Guidelines for Human-AI Interaction
In this paper, the authors focus on the problem that human-AI interaction researches need the light of advances in this growing technology. According to this, the authors propose 18 generally applicable design guidelines for the designs and studies for human-AI interactions. Based on a 49-participant involved user study, writers test the validation of these guidelines. These 18 guidelines are: 1) make clear what the system can do, 2) make clear how well the system can do what it can do, 3) time services based on context, 4) show contextually relevant information, 5) match relevant social norms, 6) mitigate social biases, 7) support efficient invocation, 8) support efficient dismissal, 9) support efficient correction, 10) scope services when in doubt, 11) make clear why the system did what it did, 12) remember recent interaction, 13) learn from user behavior, 14) update and adapt cautiously 15) encourage granular feedback, 16) convey the consequences of user actions, 17) provide global controls and 18) Notify users about changes. After the user study,
After reading this paper, I am kind of surprised that authors can purpose 18 guidelines for human-AI interaction designing. I am most interested in the category of “During interaction”. This discussion focus factors about time, context, personal data and social norms. In my opinion, providing users with specific services that can assist their interactions should also be considered in this part. For example, accessible and assistant. In addition, considering social norms is a great idea. Individuals who use the AI system have many kinds of background, abilities, and ethics. We cannot treat every person with the same design of the applications and systems. Allowing users to design their preferred user interfaces, features, and functions in one general system is a promising but challenging research question. I think this is a promising topic in the future. At present, many applications and systems allow users to customize their own features with the provided default settings. Players can design their own models for games, like the Steam platform. For Google Chrome, users can design their own theme based on their motivations and goals. I believe this feature can be achieved by multiple human-AI interaction systems later.

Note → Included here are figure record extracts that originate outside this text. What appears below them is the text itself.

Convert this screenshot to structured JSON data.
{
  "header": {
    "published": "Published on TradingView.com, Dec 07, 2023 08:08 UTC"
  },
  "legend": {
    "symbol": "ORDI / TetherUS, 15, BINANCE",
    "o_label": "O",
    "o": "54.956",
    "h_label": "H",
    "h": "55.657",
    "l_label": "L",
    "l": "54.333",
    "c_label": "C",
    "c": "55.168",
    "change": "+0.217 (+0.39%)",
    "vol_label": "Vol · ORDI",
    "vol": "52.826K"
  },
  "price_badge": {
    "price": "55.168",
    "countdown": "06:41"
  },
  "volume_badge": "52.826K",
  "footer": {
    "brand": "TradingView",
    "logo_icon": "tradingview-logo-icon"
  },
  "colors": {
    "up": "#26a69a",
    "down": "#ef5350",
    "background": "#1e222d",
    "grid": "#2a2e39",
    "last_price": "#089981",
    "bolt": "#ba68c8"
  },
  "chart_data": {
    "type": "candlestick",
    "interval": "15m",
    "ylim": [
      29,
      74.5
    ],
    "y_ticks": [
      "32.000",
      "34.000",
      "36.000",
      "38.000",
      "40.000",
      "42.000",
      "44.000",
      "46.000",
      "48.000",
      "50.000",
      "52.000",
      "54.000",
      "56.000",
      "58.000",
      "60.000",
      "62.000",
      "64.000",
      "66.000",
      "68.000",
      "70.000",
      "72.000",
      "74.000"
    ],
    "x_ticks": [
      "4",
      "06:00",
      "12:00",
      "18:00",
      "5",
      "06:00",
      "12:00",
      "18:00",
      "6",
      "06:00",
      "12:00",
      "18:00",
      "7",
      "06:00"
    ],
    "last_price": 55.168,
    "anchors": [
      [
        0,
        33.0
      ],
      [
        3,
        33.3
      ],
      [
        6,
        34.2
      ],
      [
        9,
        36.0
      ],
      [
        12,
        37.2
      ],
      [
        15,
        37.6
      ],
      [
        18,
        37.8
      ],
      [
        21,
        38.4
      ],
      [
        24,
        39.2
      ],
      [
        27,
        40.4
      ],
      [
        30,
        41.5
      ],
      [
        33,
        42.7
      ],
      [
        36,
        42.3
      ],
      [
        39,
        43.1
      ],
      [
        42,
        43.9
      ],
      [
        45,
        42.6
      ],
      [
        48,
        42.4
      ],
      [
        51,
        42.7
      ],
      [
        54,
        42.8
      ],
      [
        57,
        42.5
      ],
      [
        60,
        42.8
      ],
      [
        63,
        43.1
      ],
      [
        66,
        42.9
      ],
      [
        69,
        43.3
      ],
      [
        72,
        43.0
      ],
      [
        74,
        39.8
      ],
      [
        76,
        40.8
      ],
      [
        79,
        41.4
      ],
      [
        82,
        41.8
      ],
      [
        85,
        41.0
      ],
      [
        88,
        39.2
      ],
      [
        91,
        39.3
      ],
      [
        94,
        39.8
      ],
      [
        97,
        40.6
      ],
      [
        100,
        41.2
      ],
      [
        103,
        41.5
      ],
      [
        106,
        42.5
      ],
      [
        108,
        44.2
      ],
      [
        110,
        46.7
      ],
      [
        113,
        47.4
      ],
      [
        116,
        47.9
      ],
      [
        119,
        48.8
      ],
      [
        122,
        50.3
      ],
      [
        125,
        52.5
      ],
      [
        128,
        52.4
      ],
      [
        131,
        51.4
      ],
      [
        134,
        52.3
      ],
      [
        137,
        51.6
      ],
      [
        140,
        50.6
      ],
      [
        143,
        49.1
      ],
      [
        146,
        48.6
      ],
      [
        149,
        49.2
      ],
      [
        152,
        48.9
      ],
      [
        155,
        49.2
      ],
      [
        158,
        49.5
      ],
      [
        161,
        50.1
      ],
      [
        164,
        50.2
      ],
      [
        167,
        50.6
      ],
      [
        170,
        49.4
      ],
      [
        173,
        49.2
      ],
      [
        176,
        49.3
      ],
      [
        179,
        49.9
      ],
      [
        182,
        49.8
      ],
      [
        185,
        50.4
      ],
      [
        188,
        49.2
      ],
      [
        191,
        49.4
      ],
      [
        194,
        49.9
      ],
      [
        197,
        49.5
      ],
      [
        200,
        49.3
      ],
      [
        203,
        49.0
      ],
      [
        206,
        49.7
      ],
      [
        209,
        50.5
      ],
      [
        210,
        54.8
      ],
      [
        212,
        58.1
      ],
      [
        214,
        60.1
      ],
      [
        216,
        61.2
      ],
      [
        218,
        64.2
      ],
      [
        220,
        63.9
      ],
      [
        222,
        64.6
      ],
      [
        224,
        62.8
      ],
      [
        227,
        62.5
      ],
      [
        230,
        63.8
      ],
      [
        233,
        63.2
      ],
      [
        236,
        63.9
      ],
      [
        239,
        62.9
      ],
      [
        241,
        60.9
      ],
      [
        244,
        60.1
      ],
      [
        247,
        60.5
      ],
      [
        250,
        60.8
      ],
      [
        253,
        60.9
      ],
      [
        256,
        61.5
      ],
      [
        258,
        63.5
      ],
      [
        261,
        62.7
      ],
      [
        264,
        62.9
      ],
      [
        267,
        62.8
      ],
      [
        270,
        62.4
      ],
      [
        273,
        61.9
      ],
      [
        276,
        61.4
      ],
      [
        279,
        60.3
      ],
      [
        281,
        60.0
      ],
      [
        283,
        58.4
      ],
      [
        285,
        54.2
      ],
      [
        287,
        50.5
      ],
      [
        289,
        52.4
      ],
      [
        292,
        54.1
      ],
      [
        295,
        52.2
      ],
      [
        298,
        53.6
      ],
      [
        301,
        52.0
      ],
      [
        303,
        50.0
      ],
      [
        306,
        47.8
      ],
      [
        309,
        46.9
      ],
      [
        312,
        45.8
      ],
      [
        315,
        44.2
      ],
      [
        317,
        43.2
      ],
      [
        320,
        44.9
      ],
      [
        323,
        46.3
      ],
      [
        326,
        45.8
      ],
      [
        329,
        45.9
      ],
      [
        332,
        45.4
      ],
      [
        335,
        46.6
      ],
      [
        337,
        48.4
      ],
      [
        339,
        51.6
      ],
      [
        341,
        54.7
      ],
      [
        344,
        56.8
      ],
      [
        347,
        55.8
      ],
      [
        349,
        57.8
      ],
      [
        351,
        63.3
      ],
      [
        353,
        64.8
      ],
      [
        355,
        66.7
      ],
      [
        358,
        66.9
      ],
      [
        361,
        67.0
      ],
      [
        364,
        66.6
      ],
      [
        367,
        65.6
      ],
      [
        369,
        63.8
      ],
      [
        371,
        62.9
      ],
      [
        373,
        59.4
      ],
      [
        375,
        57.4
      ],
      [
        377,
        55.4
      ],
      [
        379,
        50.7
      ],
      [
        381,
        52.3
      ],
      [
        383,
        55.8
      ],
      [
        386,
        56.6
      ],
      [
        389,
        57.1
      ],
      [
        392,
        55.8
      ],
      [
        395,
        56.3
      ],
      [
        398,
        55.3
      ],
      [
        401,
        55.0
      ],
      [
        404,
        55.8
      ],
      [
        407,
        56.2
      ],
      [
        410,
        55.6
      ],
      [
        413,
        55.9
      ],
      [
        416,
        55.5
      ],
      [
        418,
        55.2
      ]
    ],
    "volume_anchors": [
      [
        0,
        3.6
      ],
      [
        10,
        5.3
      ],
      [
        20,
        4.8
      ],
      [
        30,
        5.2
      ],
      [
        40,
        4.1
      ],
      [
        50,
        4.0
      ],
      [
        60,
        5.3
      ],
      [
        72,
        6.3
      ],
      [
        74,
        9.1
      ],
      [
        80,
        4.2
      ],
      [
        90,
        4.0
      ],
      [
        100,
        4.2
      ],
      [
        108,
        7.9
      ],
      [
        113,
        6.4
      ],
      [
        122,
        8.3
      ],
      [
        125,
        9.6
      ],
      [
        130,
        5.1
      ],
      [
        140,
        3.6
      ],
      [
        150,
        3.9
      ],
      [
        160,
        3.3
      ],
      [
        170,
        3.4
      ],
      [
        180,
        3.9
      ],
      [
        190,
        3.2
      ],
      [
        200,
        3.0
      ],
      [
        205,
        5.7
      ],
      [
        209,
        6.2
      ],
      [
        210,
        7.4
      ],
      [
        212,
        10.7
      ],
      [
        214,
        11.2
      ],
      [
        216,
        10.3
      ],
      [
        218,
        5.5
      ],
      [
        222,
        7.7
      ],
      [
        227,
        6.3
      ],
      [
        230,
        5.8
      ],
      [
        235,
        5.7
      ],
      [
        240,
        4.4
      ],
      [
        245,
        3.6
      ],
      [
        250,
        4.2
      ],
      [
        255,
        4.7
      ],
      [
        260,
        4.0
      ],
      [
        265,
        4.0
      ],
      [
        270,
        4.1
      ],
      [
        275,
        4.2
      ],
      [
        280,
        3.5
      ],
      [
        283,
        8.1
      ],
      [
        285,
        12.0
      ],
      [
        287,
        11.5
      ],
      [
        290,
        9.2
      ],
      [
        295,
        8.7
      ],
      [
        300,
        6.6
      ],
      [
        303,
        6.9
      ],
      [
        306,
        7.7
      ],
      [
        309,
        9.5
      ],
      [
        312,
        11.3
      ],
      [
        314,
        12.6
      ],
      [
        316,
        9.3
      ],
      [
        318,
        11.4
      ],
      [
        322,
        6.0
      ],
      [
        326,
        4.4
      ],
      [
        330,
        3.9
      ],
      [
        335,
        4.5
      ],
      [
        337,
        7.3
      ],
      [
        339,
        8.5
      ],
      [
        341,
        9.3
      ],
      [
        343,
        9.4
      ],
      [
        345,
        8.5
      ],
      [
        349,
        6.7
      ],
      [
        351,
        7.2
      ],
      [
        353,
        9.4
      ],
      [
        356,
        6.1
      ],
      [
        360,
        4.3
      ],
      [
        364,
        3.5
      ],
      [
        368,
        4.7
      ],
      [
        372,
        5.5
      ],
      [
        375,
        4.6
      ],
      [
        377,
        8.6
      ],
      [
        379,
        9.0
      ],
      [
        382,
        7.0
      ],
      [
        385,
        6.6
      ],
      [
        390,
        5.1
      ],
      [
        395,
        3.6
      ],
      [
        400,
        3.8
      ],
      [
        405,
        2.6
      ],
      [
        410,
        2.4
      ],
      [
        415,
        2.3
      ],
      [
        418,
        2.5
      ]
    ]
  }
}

Among these 18 different guidelines, I notice that an AI application does not have to require all these guidelines. Hence, do some of the guidelines have high majorities than others? Or, in the process of designing, researchers should treat each of them equally?
In your opinion, which guidelines do you consider are more important and will focus on them in the future? Or which guidelines you might have ignored in the previous researches?

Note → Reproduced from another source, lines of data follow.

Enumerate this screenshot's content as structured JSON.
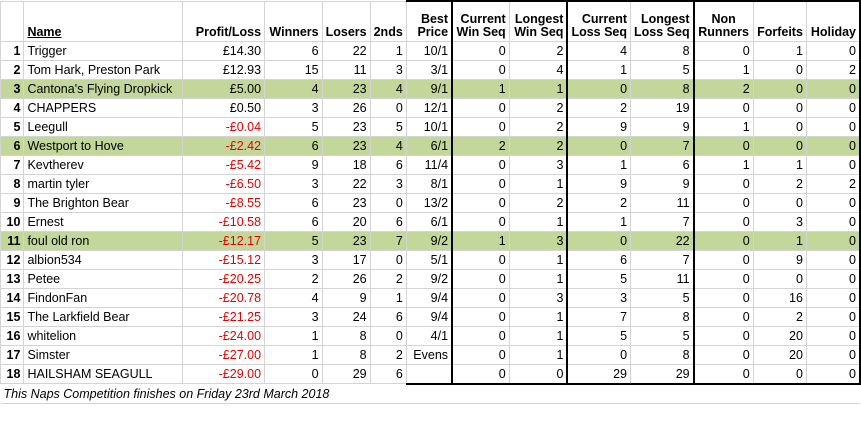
{
  "headers": {
    "name": "Name",
    "profit_loss": "Profit/Loss",
    "winners": "Winners",
    "losers": "Losers",
    "seconds": "2nds",
    "best_price_1": "Best",
    "best_price_2": "Price",
    "cur_win_1": "Current",
    "cur_win_2": "Win Seq",
    "long_win_1": "Longest",
    "long_win_2": "Win Seq",
    "cur_loss_1": "Current",
    "cur_loss_2": "Loss Seq",
    "long_loss_1": "Longest",
    "long_loss_2": "Loss Seq",
    "non_runners_1": "Non",
    "non_runners_2": "Runners",
    "forfeits": "Forfeits",
    "holiday": "Holiday"
  },
  "rows": [
    {
      "rank": "1",
      "name": "Trigger",
      "pl": "£14.30",
      "w": "6",
      "l": "22",
      "s": "1",
      "bp": "10/1",
      "cws": "0",
      "lws": "2",
      "cls": "4",
      "lls": "8",
      "nr": "0",
      "f": "1",
      "h": "0",
      "hl": false,
      "neg": false
    },
    {
      "rank": "2",
      "name": "Tom Hark, Preston Park",
      "pl": "£12.93",
      "w": "15",
      "l": "11",
      "s": "3",
      "bp": "3/1",
      "cws": "0",
      "lws": "4",
      "cls": "1",
      "lls": "5",
      "nr": "1",
      "f": "0",
      "h": "2",
      "hl": false,
      "neg": false
    },
    {
      "rank": "3",
      "name": "Cantona's Flying Dropkick",
      "pl": "£5.00",
      "w": "4",
      "l": "23",
      "s": "4",
      "bp": "9/1",
      "cws": "1",
      "lws": "1",
      "cls": "0",
      "lls": "8",
      "nr": "2",
      "f": "0",
      "h": "0",
      "hl": true,
      "neg": false
    },
    {
      "rank": "4",
      "name": "CHAPPERS",
      "pl": "£0.50",
      "w": "3",
      "l": "26",
      "s": "0",
      "bp": "12/1",
      "cws": "0",
      "lws": "2",
      "cls": "2",
      "lls": "19",
      "nr": "0",
      "f": "0",
      "h": "0",
      "hl": false,
      "neg": false
    },
    {
      "rank": "5",
      "name": "Leegull",
      "pl": "-£0.04",
      "w": "5",
      "l": "23",
      "s": "5",
      "bp": "10/1",
      "cws": "0",
      "lws": "2",
      "cls": "9",
      "lls": "9",
      "nr": "1",
      "f": "0",
      "h": "0",
      "hl": false,
      "neg": true
    },
    {
      "rank": "6",
      "name": "Westport to Hove",
      "pl": "-£2.42",
      "w": "6",
      "l": "23",
      "s": "4",
      "bp": "6/1",
      "cws": "2",
      "lws": "2",
      "cls": "0",
      "lls": "7",
      "nr": "0",
      "f": "0",
      "h": "0",
      "hl": true,
      "neg": true
    },
    {
      "rank": "7",
      "name": "Kevtherev",
      "pl": "-£5.42",
      "w": "9",
      "l": "18",
      "s": "6",
      "bp": "11/4",
      "cws": "0",
      "lws": "3",
      "cls": "1",
      "lls": "6",
      "nr": "1",
      "f": "1",
      "h": "0",
      "hl": false,
      "neg": true
    },
    {
      "rank": "8",
      "name": "martin tyler",
      "pl": "-£6.50",
      "w": "3",
      "l": "22",
      "s": "3",
      "bp": "8/1",
      "cws": "0",
      "lws": "1",
      "cls": "9",
      "lls": "9",
      "nr": "0",
      "f": "2",
      "h": "2",
      "hl": false,
      "neg": true
    },
    {
      "rank": "9",
      "name": "The Brighton Bear",
      "pl": "-£8.55",
      "w": "6",
      "l": "23",
      "s": "0",
      "bp": "13/2",
      "cws": "0",
      "lws": "2",
      "cls": "2",
      "lls": "11",
      "nr": "0",
      "f": "0",
      "h": "0",
      "hl": false,
      "neg": true
    },
    {
      "rank": "10",
      "name": "Ernest",
      "pl": "-£10.58",
      "w": "6",
      "l": "20",
      "s": "6",
      "bp": "6/1",
      "cws": "0",
      "lws": "1",
      "cls": "1",
      "lls": "7",
      "nr": "0",
      "f": "3",
      "h": "0",
      "hl": false,
      "neg": true
    },
    {
      "rank": "11",
      "name": "foul old ron",
      "pl": "-£12.17",
      "w": "5",
      "l": "23",
      "s": "7",
      "bp": "9/2",
      "cws": "1",
      "lws": "3",
      "cls": "0",
      "lls": "22",
      "nr": "0",
      "f": "1",
      "h": "0",
      "hl": true,
      "neg": true
    },
    {
      "rank": "12",
      "name": "albion534",
      "pl": "-£15.12",
      "w": "3",
      "l": "17",
      "s": "0",
      "bp": "5/1",
      "cws": "0",
      "lws": "1",
      "cls": "6",
      "lls": "7",
      "nr": "0",
      "f": "9",
      "h": "0",
      "hl": false,
      "neg": true
    },
    {
      "rank": "13",
      "name": "Petee",
      "pl": "-£20.25",
      "w": "2",
      "l": "26",
      "s": "2",
      "bp": "9/2",
      "cws": "0",
      "lws": "1",
      "cls": "5",
      "lls": "11",
      "nr": "0",
      "f": "0",
      "h": "0",
      "hl": false,
      "neg": true
    },
    {
      "rank": "14",
      "name": "FindonFan",
      "pl": "-£20.78",
      "w": "4",
      "l": "9",
      "s": "1",
      "bp": "9/4",
      "cws": "0",
      "lws": "3",
      "cls": "3",
      "lls": "5",
      "nr": "0",
      "f": "16",
      "h": "0",
      "hl": false,
      "neg": true
    },
    {
      "rank": "15",
      "name": "The Larkfield Bear",
      "pl": "-£21.25",
      "w": "3",
      "l": "24",
      "s": "6",
      "bp": "9/4",
      "cws": "0",
      "lws": "1",
      "cls": "7",
      "lls": "8",
      "nr": "0",
      "f": "2",
      "h": "0",
      "hl": false,
      "neg": true
    },
    {
      "rank": "16",
      "name": "whitelion",
      "pl": "-£24.00",
      "w": "1",
      "l": "8",
      "s": "0",
      "bp": "4/1",
      "cws": "0",
      "lws": "1",
      "cls": "5",
      "lls": "5",
      "nr": "0",
      "f": "20",
      "h": "0",
      "hl": false,
      "neg": true
    },
    {
      "rank": "17",
      "name": "Simster",
      "pl": "-£27.00",
      "w": "1",
      "l": "8",
      "s": "2",
      "bp": "Evens",
      "cws": "0",
      "lws": "1",
      "cls": "0",
      "lls": "8",
      "nr": "0",
      "f": "20",
      "h": "0",
      "hl": false,
      "neg": true
    },
    {
      "rank": "18",
      "name": "HAILSHAM SEAGULL",
      "pl": "-£29.00",
      "w": "0",
      "l": "29",
      "s": "6",
      "bp": "",
      "cws": "0",
      "lws": "0",
      "cls": "29",
      "lls": "29",
      "nr": "0",
      "f": "0",
      "h": "0",
      "hl": false,
      "neg": true
    }
  ],
  "footnote": "This Naps Competition finishes on Friday 23rd March 2018",
  "colors": {
    "highlight": "#c4d79b",
    "negative": "#e60000"
  }
}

In this paper, the authors mentioned the tradeoff between generality and specialization. How do you think to solve this problem?

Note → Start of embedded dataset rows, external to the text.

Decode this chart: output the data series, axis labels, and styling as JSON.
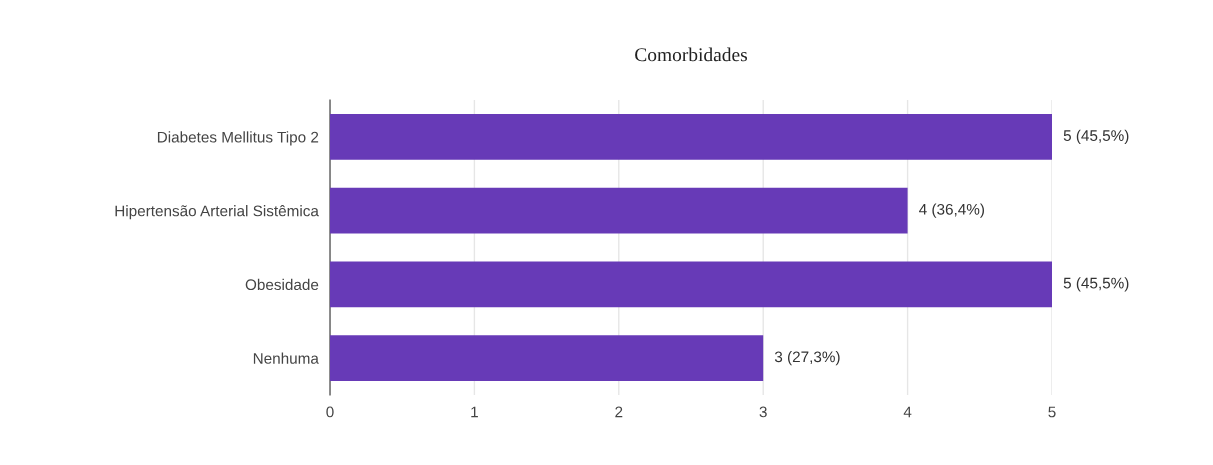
{
  "chart_data": {
    "type": "bar",
    "title": "Comorbidades",
    "orientation": "horizontal",
    "categories": [
      "Diabetes Mellitus Tipo 2",
      "Hipertensão Arterial Sistêmica",
      "Obesidade",
      "Nenhuma"
    ],
    "values": [
      5,
      4,
      5,
      3
    ],
    "value_labels": [
      "5 (45,5%)",
      "4 (36,4%)",
      "5 (45,5%)",
      "3 (27,3%)"
    ],
    "color": "#673ab7",
    "xlim": [
      0,
      5
    ],
    "xticks": [
      0,
      1,
      2,
      3,
      4,
      5
    ],
    "grid": "x"
  }
}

Will these guidelines become useless due to the increase of specialization in various kinds of applications and systems in the future?
“Will these guidelines become useless due to the increase of specialization in various kinds of applications and systems in the future?” – That’s an interesting question. It’s hard to imagine considering that most of these principles are pretty fundamental and can generalize well. Also, if we consider historical context, a lot of these principles actually have roots in the ‘Principles of Mixed-Initiatives User Interfaces’ paper, which was published 20 years back and they still hold true today. Moreover, these guidelines, or versions of it, are being adopted by major tech companies like Google with their guidebook https://pair.withgoogle.com/ or Apple with their guidelines. I am guessing these guidelines will implicitly dictate how apps are gonna be designed in the years to come and so it’s hard to see them becoming useless. Even if they do, the updated version of these guidelines may still share the same roots.
“do some of the guidelines have high majorities than others? Or, in the process of designing, researchers should treat each of them equally?” – I am not sure about the global applicability of such guidelines. As AI evolves, the guidelines will evolve too. Hence, I believe its not the guidelines that are major or minor but rather a subset of them are applicable to a particular feature. For example, in a recommender system, the user doesn’t necessarily need to know the process of getting the recommendations but for image detection or medical imaging, the users need to be absolutely sure of the algorithm’s shortcomings.